The death of Eastern Roman Emperor Justinian I in 565 ends a period of strong rule in Italy. The advent of the Avars in south-eastern Europe triggers a wave of migration which sees the remnants of the Gepids join the Langobards and both groups enter northern Italy along with various flotsam and jetsam.

Pannonian basin
The Pannonian basin is a marked topographical low in Central Europe which is surrounded on all sides by mountain ranges, making it ideally defensible

It also permanently ends Germanic dominance in Pannonia (modern Hungary). Following the Langobard migration southwards, a new confederation, the Bavarii, forms in their place to the north of the Danube, in modern south-eastern Germany.

585

The Suevi kingdom in the Iberian peninsula falls to the Visigoths. It is incorporated into the Visigoth territories as its sixth province, although the Suevi population is generally left alone to provide this corner of Iberia with a distinctive cultural addition.

700s

The process of civilising and Christianising the Germanic peoples has long been underway. By the eighth century they have formed kingdoms which have existed for over three centuries in some cases, and can no longer be considered to be barbarians. Instead, they rule half of Europe.

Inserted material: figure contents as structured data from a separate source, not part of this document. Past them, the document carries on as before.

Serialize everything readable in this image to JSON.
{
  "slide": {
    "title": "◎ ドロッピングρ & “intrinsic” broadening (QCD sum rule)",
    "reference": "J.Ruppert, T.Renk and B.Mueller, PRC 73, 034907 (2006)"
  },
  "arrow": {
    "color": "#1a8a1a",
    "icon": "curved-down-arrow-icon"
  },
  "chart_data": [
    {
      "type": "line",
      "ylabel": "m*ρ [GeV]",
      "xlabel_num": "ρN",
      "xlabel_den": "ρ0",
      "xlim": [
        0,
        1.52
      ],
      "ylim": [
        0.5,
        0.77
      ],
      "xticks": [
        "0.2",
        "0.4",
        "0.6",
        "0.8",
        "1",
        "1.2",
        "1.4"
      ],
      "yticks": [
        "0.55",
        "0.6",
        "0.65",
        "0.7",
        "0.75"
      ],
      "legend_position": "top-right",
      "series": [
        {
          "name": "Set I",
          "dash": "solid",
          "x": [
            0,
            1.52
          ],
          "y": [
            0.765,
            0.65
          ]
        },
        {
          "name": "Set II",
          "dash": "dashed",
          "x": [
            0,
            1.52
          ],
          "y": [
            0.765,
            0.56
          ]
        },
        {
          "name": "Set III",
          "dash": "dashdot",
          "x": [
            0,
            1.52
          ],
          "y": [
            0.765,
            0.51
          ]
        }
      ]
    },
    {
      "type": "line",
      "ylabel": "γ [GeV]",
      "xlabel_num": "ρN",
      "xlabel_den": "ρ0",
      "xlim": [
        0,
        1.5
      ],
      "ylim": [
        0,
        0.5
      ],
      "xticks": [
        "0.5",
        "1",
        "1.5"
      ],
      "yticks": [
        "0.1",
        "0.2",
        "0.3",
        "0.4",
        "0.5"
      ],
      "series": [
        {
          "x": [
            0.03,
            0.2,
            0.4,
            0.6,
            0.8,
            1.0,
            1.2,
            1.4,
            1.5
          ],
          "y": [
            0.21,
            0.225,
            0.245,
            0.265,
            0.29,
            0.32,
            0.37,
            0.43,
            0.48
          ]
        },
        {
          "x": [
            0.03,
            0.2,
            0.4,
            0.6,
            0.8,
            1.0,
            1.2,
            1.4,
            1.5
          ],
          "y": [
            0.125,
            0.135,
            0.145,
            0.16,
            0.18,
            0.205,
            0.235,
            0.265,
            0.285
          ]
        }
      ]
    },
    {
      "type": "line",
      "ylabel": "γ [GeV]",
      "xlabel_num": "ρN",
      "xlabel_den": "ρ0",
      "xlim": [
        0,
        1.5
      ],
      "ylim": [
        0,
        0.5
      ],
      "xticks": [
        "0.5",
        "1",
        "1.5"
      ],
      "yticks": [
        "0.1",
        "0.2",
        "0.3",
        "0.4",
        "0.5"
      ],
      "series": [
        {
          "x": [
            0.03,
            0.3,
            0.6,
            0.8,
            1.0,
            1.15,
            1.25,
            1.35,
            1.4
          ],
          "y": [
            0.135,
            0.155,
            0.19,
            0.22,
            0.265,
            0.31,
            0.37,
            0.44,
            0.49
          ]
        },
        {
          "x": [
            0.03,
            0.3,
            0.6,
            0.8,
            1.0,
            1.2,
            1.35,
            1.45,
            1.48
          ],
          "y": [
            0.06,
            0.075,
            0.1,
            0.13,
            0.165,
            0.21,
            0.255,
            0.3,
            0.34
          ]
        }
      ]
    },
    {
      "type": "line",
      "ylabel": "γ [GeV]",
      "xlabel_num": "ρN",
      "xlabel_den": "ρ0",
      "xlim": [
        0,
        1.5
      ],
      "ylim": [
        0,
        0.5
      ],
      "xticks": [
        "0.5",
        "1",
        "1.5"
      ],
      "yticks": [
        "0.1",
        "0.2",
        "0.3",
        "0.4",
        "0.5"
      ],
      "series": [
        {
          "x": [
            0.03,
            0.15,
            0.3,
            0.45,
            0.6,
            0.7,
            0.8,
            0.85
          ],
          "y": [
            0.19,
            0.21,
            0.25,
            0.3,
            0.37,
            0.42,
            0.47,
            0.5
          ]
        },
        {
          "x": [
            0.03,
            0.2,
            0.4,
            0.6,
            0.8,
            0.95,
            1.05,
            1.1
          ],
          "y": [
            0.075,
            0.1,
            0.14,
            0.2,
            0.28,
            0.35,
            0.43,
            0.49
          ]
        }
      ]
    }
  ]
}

Baptism of Clovis in Reims: http://www.museehistoiredefrance.fr/index.php?option=com_oeuvre&view=detail&cid=205
The baptism of Clovis in Reims in 496 made him the only barbarian Christian king and won him increased support from his former Roman subjects in Gaul. This romantic recreation of the event was by François-Louis Dejuinne (1786-1844), completed in 1837

After the disappearance of Germanic ethnic origins (in the form of their tribes) in the High Middle Ages, the cultural identity of Europe is built on the idea of Christendom as opposed to Islam, with this construction serving to unite a European external view of the world. Right now, though, it is the Merovingian kingdom which forms the leading Germanic state in western and Central Europe.